Construction du dolmen Néolithique (≈ 4100 av. J.-C.)
Période estimée de l'édification du monument.
1815
Fouilles archéologiques
Fouilles archéologiques 1815 (≈ 1815)
Découverte de dalles enfouies à l'est.
24 avril 1934
Classement monument historique
Classement monument historique 24 avril 1934 (≈ 1934)
Protection officielle du dolmen par arrêté.
Aujourd'hui
Aujourd'hui
Aujourd'hui Aujourd'hui (≈ 2025)
Position de référence.
Patrimoine classé
Dolmen dit Pierre-Levée (cad. C 64) : classement par arrêté du 24 avril 1934
Personnages clés
Léon Coutil - Archéologue et historien
Auteur d'un inventaire des mégalithes de l'Orne en 1926.
Origine et histoire de la Pierre Levée
La Pierre Levée, également connue sous le nom de Pierre Pleureuse ou Pierre des Veuves, est un dolmen situé à Fontaine-les-Bassets, dans le département de l'Orne, en Normandie. Ce monument mégalithique remonte à la période néolithique et se présente sous la forme d'une table de couverture en grès mesurant 4 mètres de long sur 3,70 mètres de large, aujourd'hui inclinée et reposant sur un seul support. Deux autres dalles, longues de 2,75 mètres, ont été découvertes enfouies à l'est lors de fouilles menées en 1815.
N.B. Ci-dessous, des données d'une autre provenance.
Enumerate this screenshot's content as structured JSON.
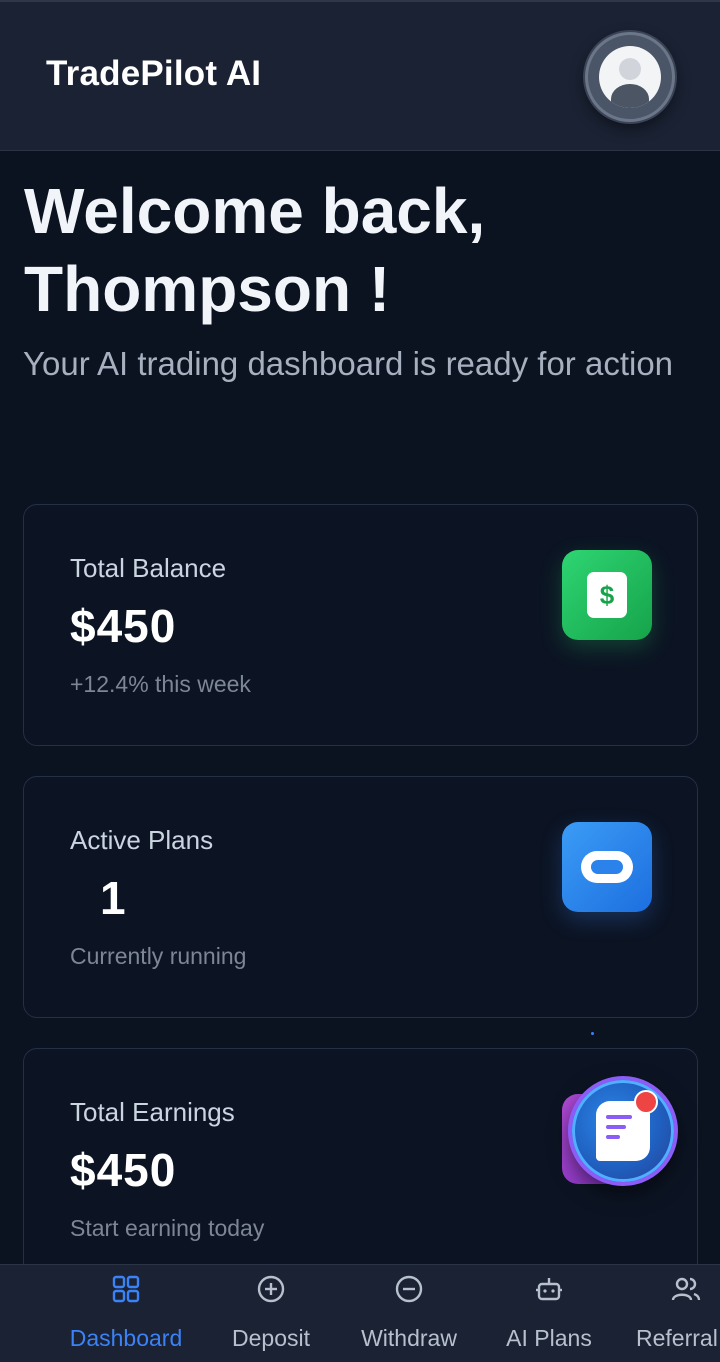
{
  "header": {
    "brand": "TradePilot AI",
    "avatar_icon": "user-avatar-icon"
  },
  "welcome": {
    "line1": "Welcome back,",
    "line2": "Thompson !",
    "subtitle": "Your AI trading dashboard is ready for action"
  },
  "cards": [
    {
      "label": "Total Balance",
      "value": "$450",
      "note": "+12.4% this week",
      "icon": "dollar-icon",
      "icon_symbol": "$",
      "accent": "#22c55e"
    },
    {
      "label": "Active Plans",
      "value": "1",
      "note": "Currently running",
      "icon": "plan-pill-icon",
      "accent": "#2b82ea"
    },
    {
      "label": "Total Earnings",
      "value": "$450",
      "note": "Start earning today",
      "icon": "earnings-icon",
      "accent": "#a855f7"
    }
  ],
  "chat": {
    "icon": "chat-support-icon",
    "badge_color": "#ef4444"
  },
  "nav": {
    "active_color": "#3b82f6",
    "items": [
      {
        "label": "Dashboard",
        "icon": "dashboard-grid-icon"
      },
      {
        "label": "Deposit",
        "icon": "plus-circle-icon"
      },
      {
        "label": "Withdraw",
        "icon": "minus-circle-icon"
      },
      {
        "label": "AI Plans",
        "icon": "robot-icon"
      },
      {
        "label": "Referral",
        "icon": "users-icon"
      }
    ]
  }
}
Le dolmen a été classé au titre des monuments historiques par arrêté du 24 avril 1934, reconnaissant ainsi son importance patrimoniale. Son état actuel, partiellement écroulé, reflète les altérations subies au fil des siècles, tout en conservant une valeur archéologique majeure pour l'étude des pratiques funéraires néolithiques en Basse-Normandie.
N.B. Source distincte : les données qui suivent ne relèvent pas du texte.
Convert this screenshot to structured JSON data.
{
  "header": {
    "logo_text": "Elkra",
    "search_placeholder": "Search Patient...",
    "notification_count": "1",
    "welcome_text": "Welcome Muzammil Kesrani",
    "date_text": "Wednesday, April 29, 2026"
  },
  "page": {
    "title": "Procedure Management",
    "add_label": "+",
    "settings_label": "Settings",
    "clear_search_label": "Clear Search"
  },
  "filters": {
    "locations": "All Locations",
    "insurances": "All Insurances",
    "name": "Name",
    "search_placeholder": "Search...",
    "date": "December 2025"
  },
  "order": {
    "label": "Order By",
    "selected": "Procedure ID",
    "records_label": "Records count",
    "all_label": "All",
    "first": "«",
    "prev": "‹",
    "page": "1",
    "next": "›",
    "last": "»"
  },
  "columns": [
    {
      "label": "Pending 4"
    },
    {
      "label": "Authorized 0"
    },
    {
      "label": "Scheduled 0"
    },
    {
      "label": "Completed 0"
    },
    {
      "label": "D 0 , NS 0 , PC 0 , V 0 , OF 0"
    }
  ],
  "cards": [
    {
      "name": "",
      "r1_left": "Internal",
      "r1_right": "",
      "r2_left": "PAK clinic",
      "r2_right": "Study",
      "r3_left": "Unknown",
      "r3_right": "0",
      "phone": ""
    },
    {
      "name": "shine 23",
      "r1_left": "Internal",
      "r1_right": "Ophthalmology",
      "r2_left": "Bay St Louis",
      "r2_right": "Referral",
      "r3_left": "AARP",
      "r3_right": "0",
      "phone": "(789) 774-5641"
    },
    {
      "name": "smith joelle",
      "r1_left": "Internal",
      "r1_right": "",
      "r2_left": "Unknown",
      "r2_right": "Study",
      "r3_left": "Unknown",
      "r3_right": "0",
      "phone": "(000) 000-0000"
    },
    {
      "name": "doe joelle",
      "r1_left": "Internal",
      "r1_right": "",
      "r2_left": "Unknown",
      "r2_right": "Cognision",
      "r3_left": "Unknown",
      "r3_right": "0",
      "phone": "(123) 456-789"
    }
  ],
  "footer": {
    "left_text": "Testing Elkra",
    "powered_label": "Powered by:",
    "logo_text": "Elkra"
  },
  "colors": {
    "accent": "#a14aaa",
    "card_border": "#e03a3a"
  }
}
Ce type de monument, typique du mégalithisme, servait généralement de sépulture collective. Dans le contexte régional du Néolithique, les communautés locales étaient organisées autour de l'agriculture, de l'élevage et de l'artisanat, et ces structures jouaient un rôle central dans les rituels liés à la mort et à la mémoire des ancêtres. Les dolmens, comme celui de Fontaine-les-Bassets, marquaient souvent le paysage et servaient de repères symboliques pour les populations de l'époque.
Les sources disponibles, notamment les références de Léon Coutil dans L'Homme Préhistorique (1926) et les données de l'Inventaire Normandie Mérimée, soulignent l'importance de ce site parmi les autres monuments mégalithiques de l'Orne. Malgré son état partiel, la Pierre Levée reste un témoignage précieux des techniques de construction et des croyances des sociétés néolithiques de la région.
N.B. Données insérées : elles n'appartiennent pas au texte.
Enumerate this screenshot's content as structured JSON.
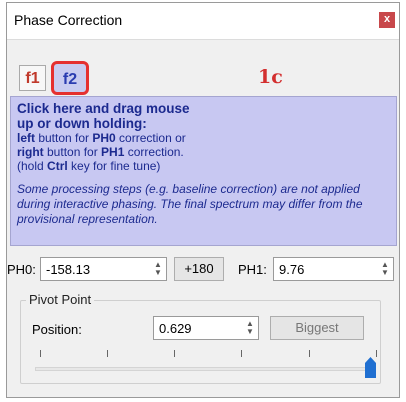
{
  "window": {
    "title": "Phase Correction",
    "close_label": "x"
  },
  "tabs": [
    {
      "label": "f1",
      "selected": false
    },
    {
      "label": "f2",
      "selected": true
    }
  ],
  "mode_label": "1c",
  "help": {
    "heading_line1": "Click here and drag mouse",
    "heading_line2": "up or down holding:",
    "left_bold": "left",
    "left_rest": " button for ",
    "ph0": "PH0",
    "left_tail": " correction or",
    "right_bold": "right",
    "right_rest": " button for ",
    "ph1": "PH1",
    "right_tail": " correction.",
    "hold_pre": "(hold ",
    "ctrl": "Ctrl",
    "hold_post": " key for fine tune)",
    "note": "Some processing steps (e.g. baseline correction) are not applied during interactive phasing. The final spectrum may differ from the provisional representation."
  },
  "ph0": {
    "label": "PH0:",
    "value": "-158.13"
  },
  "plus180": "+180",
  "ph1": {
    "label": "PH1:",
    "value": "9.76"
  },
  "pivot": {
    "group_title": "Pivot Point",
    "position_label": "Position:",
    "position_value": "0.629",
    "biggest_label": "Biggest",
    "slider_fraction": 1.0
  },
  "colors": {
    "help_bg": "#c8c8f2",
    "help_text": "#1c2a8f",
    "tab_highlight": "#e53030",
    "mode_label": "#d32f2f",
    "slider_thumb": "#1f6fd1"
  }
}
Les fouilles de 1815, bien que peu documentées dans le texte source, ont permis de mettre au jour des éléments structuraux enfouis, offrant un aperçu des méthodes de construction utilisées il y a plusieurs millénaires. Aujourd'hui, le site continue de susciter l'intérêt des archéologues et des historiens, tout en étant accessible au public pour des visites, bien que son degré de précision géographique soit jugé médiocre (niveau 5/10 selon Monumentum).